Sunday, September 26, 2010

Re-starting Bookmen DC on Facebook.

I created a new Facebook group for Bookmen DC, becuase of the technical difficulties with the old one. I will try to send invites through Facebook to those of you who were already members. You should be able to find it by searching for "Bookmen DC". thanks

Thursday, September 16, 2010


Following up on our discussion last night: John Musto's setting of Melvin Dixon's poem, "Heartbeats" (p. 86 in Persistent Voices) is the title track of a beautiful CD titled "Heartbeats: New Songs from the Minnesota AIDS Quilt Songbook" (INNOVA No. 500, 1994). William Parker is the baritone and William Huckaby is the pianist. I no longer recall where I acquired the CD, but would hope it's available for sale online (I haven't checked, though). Cheers, Steve

Wednesday, September 15, 2010

ogling at

1840 THACKERAY Barber Cox in Comic Almanack 33 ‘How sweetly the dear Baron rides,’ said my wife, who was always ogling at him.

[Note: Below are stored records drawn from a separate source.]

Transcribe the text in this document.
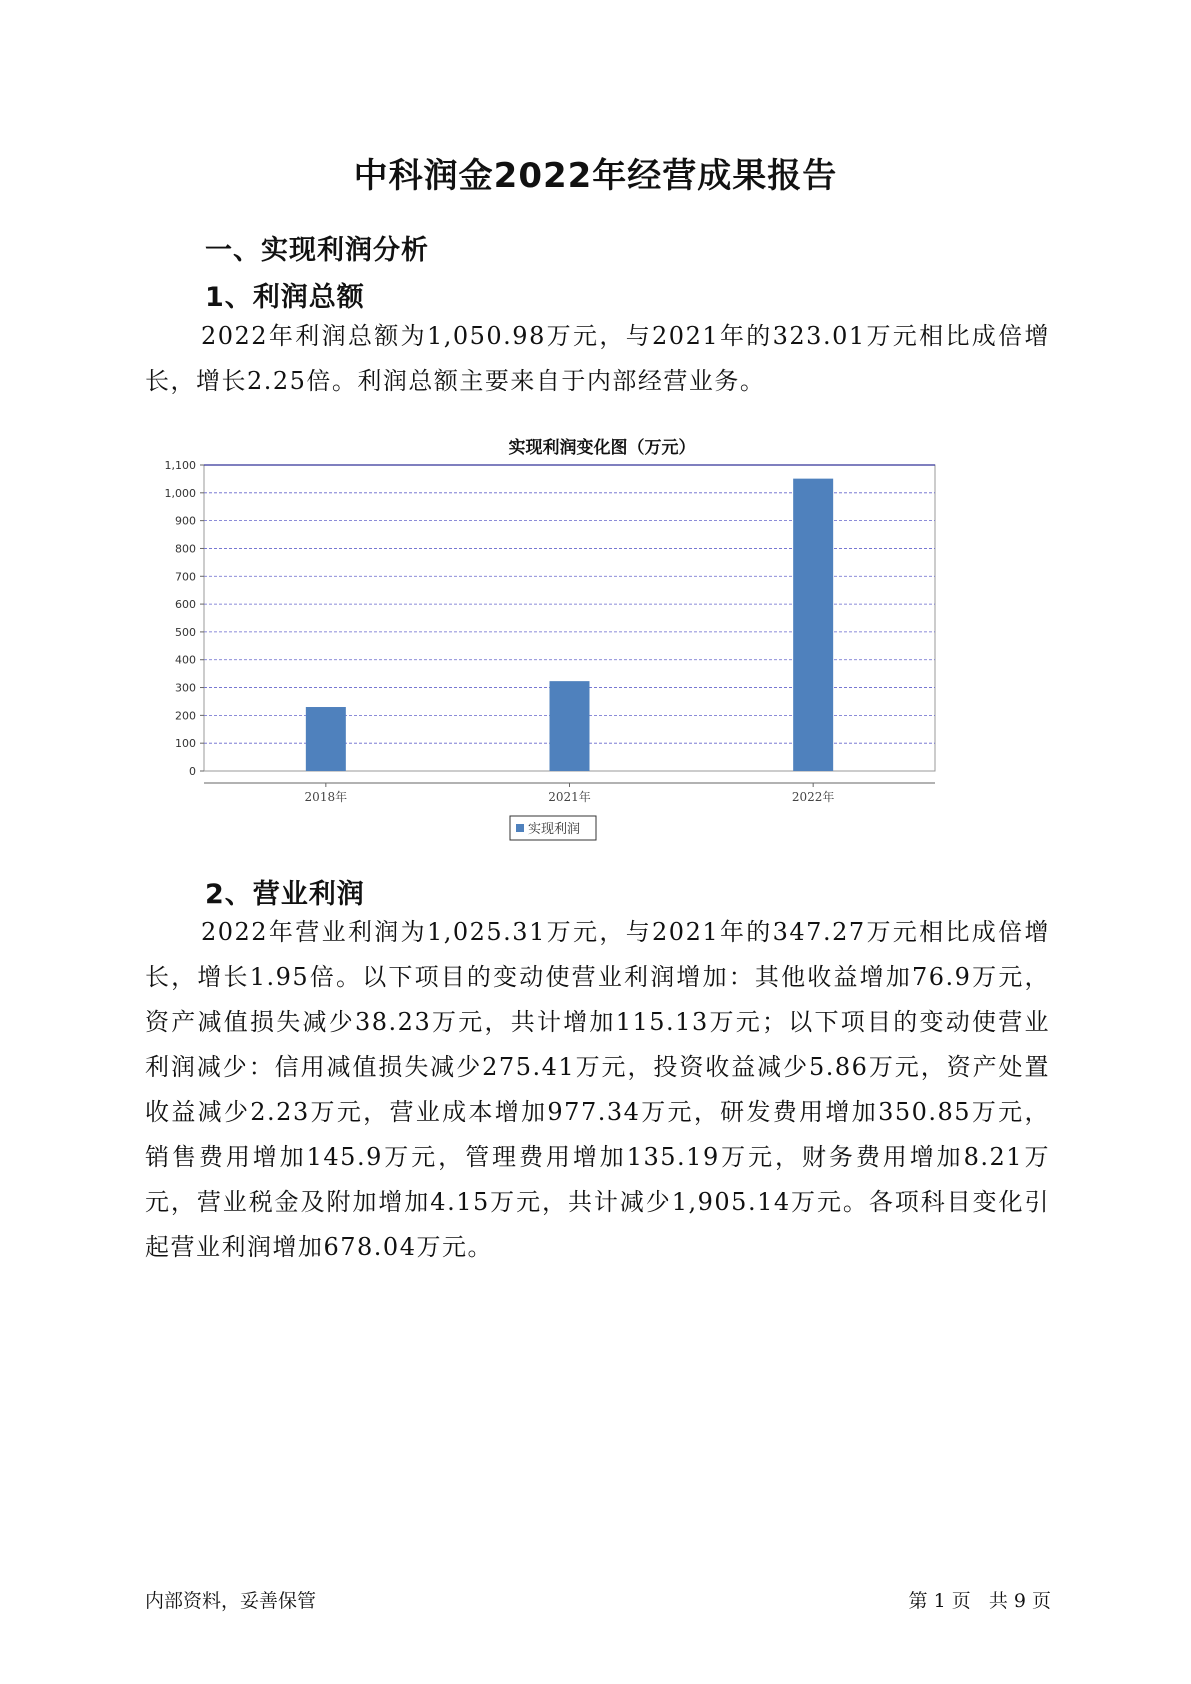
中科润金2022年经营成果报告
一、实现利润分析
1、利润总额

2022年利润总额为1,050.98万元，与2021年的323.01万元相比成倍增长，增长2.25倍。利润总额主要来自于内部经营业务。

实现利润变化图（万元）
0
100
200
300
400
500
600
700
800
900
1,000
1,100
2018年	2021年	2022年
实现利润
2、营业利润

2022年营业利润为1,025.31万元，与2021年的347.27万元相比成倍增长，增长1.95倍。以下项目的变动使营业利润增加：其他收益增加76.9万元，资产减值损失减少38.23万元，共计增加115.13万元；以下项目的变动使营业利润减少：信用减值损失减少275.41万元，投资收益减少5.86万元，资产处置收益减少2.23万元，营业成本增加977.34万元，研发费用增加350.85万元，销售费用增加145.9万元，管理费用增加135.19万元，财务费用增加8.21万元，营业税金及附加增加4.15万元，共计减少1,905.14万元。各项科目变化引起营业利润增加678.04万元。

内部资料，妥善保管	第 1 页   共 9 页
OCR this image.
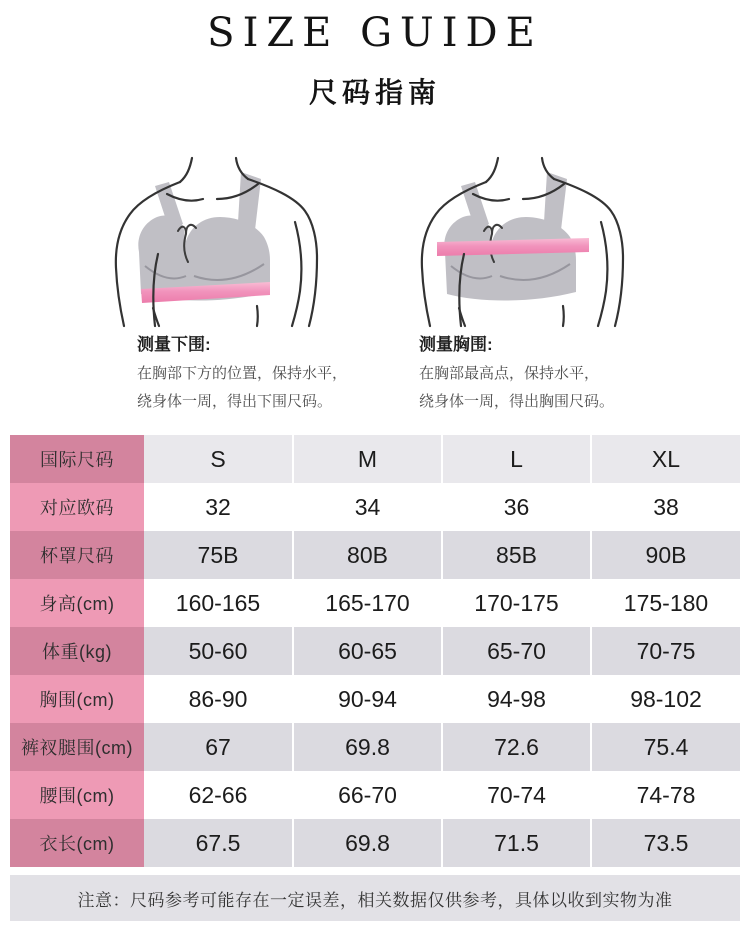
SIZE GUIDE
尺码指南
测量下围:
在胸部下方的位置，保持水平，
绕身体一周，得出下围尺码。
测量胸围:
在胸部最高点，保持水平，
绕身体一周，得出胸围尺码。
国际尺码	S	M	L	XL
对应欧码	32	34	36	38
杯罩尺码	75B	80B	85B	90B
身高(cm)	160-165	165-170	170-175	175-180
体重(kg)	50-60	60-65	65-70	70-75
胸围(cm)	86-90	90-94	94-98	98-102
裤衩腿围(cm)	67	69.8	72.6	75.4
腰围(cm)	62-66	66-70	70-74	74-78
衣长(cm)	67.5	69.8	71.5	73.5
注意：尺码参考可能存在一定误差，相关数据仅供参考，具体以收到实物为准
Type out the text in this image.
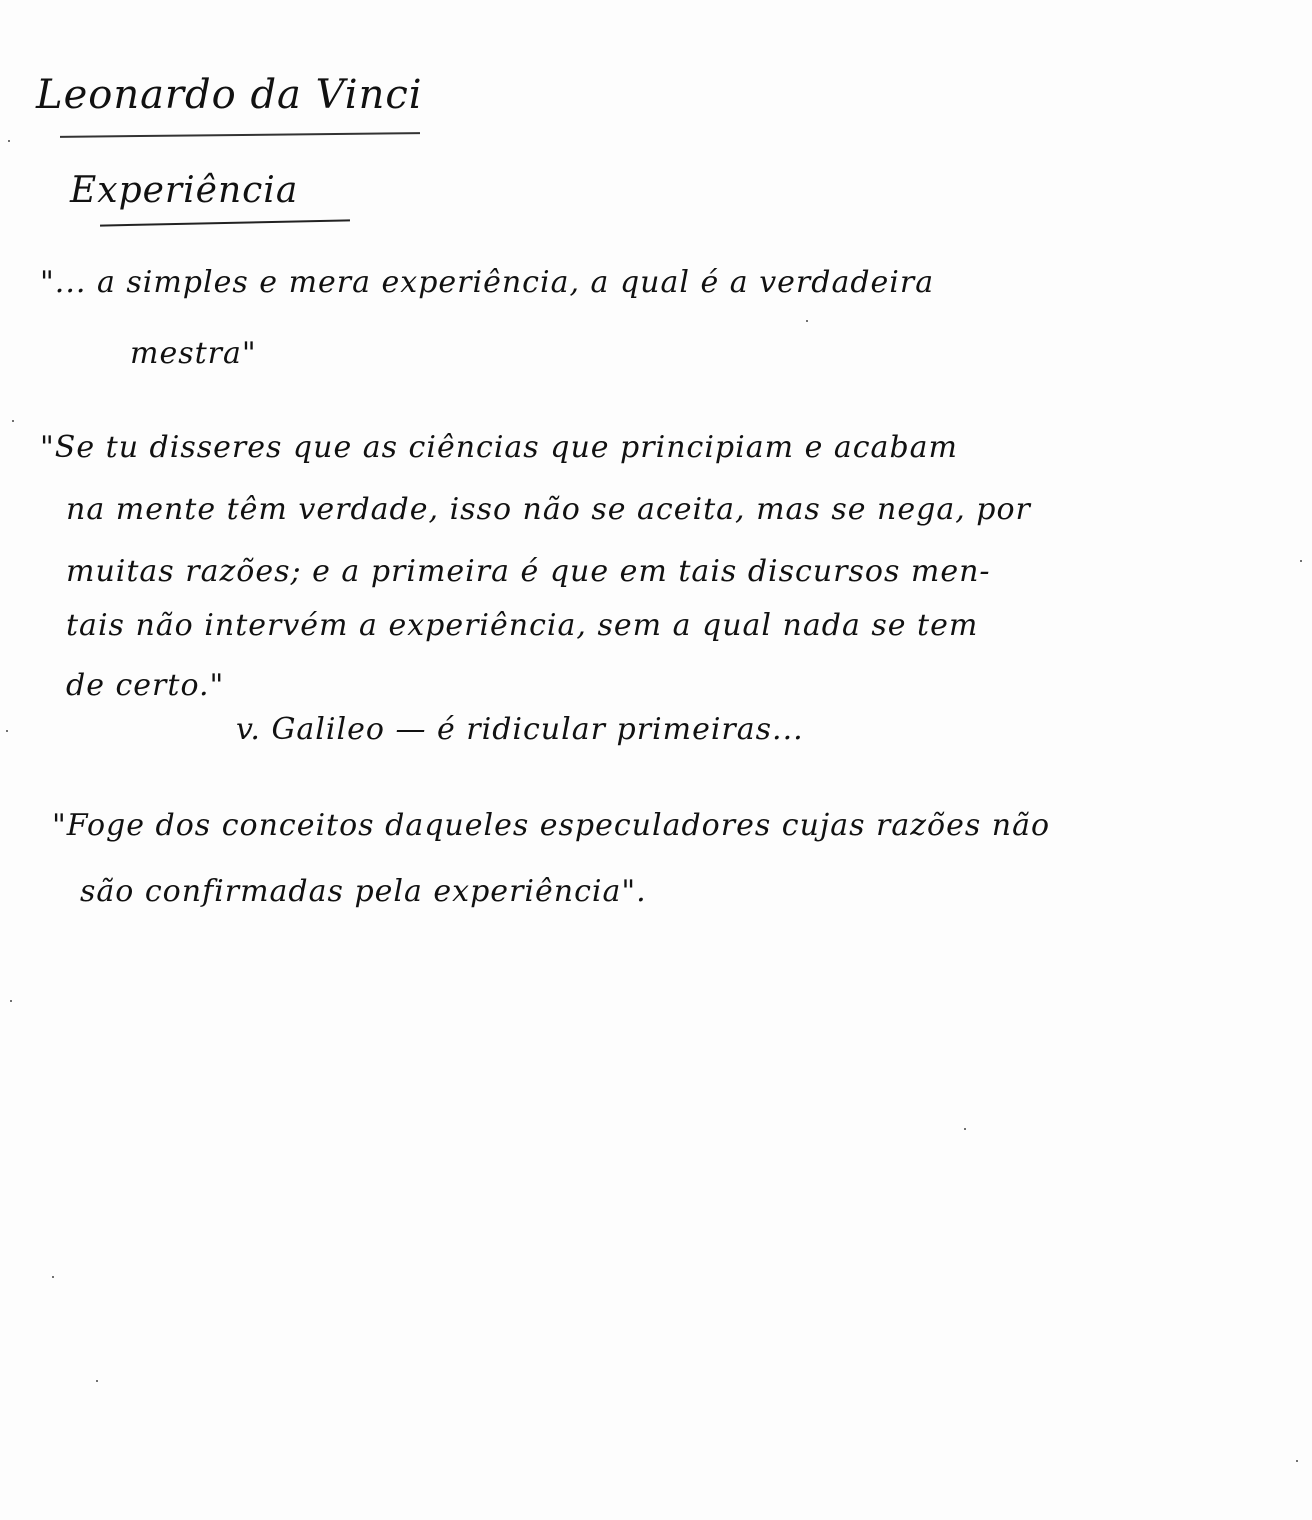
Leonardo da Vinci
Experiência
"... a simples e mera experiência, a qual é a verdadeira
mestra"
"Se tu disseres que as ciências que principiam e acabam
na mente têm verdade, isso não se aceita, mas se nega, por
muitas razões; e a primeira é que em tais discursos men-
tais não intervém a experiência, sem a qual nada se tem
de certo."
v. Galileo — é ridicular primeiras...
"Foge dos conceitos daqueles especuladores cujas razões não
são confirmadas pela experiência".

But I take Steve's point, the transitive uses are for more common. On the other hand (of the one-armed man), in a poem as long as "Sexual Liberation in a Desperate Age" (and with as much "ogling"), one "ogle at," like the Homeric nod, must be allowable.

(Kudos, again, to Philip, for having rescued this Everhard from the pile of the unpublished!)

Sunday, September 12, 2010

Facebook Groups is having technical difficulties

For those of you who have joined the Bookmen DC Group on Facebook, recently, you may had trouble accessing our group's page. Facebook acknowledges this problem with the following post
in their help page:

"Some people are reporting they can no longer view or access certain groups to which they belong. Please note that this is a technical issue affecting the visibility of the group, and no contet has been removed. We are working to resolve this issue as soon as possible."

Sunday, September 5, 2010

Persistent Voices Video

Steve asked if I would post this in preparation for the September 15th meeting about Persistent Voices. It's the video footage from the recent San Francisco reading from the book, broken down by reader, and it can be found at

Saturday, September 4, 2010

Blàdé article

The Washington Blade has an article about local gay book groups and mirabile lectu we made the cut. Any readers clever enough, however, to have found their way to this site should pay careful attention to the details (particularly scheduling) on this main page sidebar.

Friday, September 3, 2010

the arc of description

(or maybe that should be "ark") is long but it bends toward the beauty of men? This is a footnote, which however given the format of blogspot will appear as a headnote, to my entry on the Holleran collection below. All his fiction, I dare say, is inspired by, if not explicitly about, the Beauty of Men. As I mentioned below, descriptions of said beauty are fewer and shorter than sunsets, sermons, seawalls, and urchins (only the first two of course, I'll replace the latter if something more appropriate occurs to me). "Joshua and Clark" is a really fun story. Holleran is Proustian not only in his reminiscence but, when he chooses to be, in his social comedy. Here follows—I will again dare say—his longest description of any man (the semi-eponymous Clark) in his entire œuvre:

… with a face that resembled that of a creature on a canvas by Hieronymus Bosch. He had no chin, for one thing, or at least a very recessive one. He had bad skin, for another: pitted, scarred, pockmarked. He had what appeared to be a broken nose, and small, gray eyes, and lead-gray, thinning hair that was lank and greasy-looking at the same time, combed forward over the top of his high, shiny, forehead in little Napoleonic wisps. The head itself was, furthermore, too small for his body [I'm saying nothing!], and oddly shaped. He looked prematurely aged; he looked like something in a medieval painting—the stable hand in breeches and leather jerkin slopping swill for the hogs while the prince rides past on a white horse; he looked colorless, light-starved, malnourished. He was the blade of grass that turns yellow lying under a pot. He was a creature starved for oxygen in the womb. He was a shock. When he was amused, his lips drew back to expose the gum above his uneven yellow teeth, and he laughed so hard he sprayed the air with saliva that caught the light of the jukebox at his side as he was bending over at the waist.

What to make of this … perhaps only the obvious, that it's easier to ridicule the bad than to praise the good. Anyhow, don't feel too sorry for Clark. He has a big dick. Everyone wants to sleep with him … once!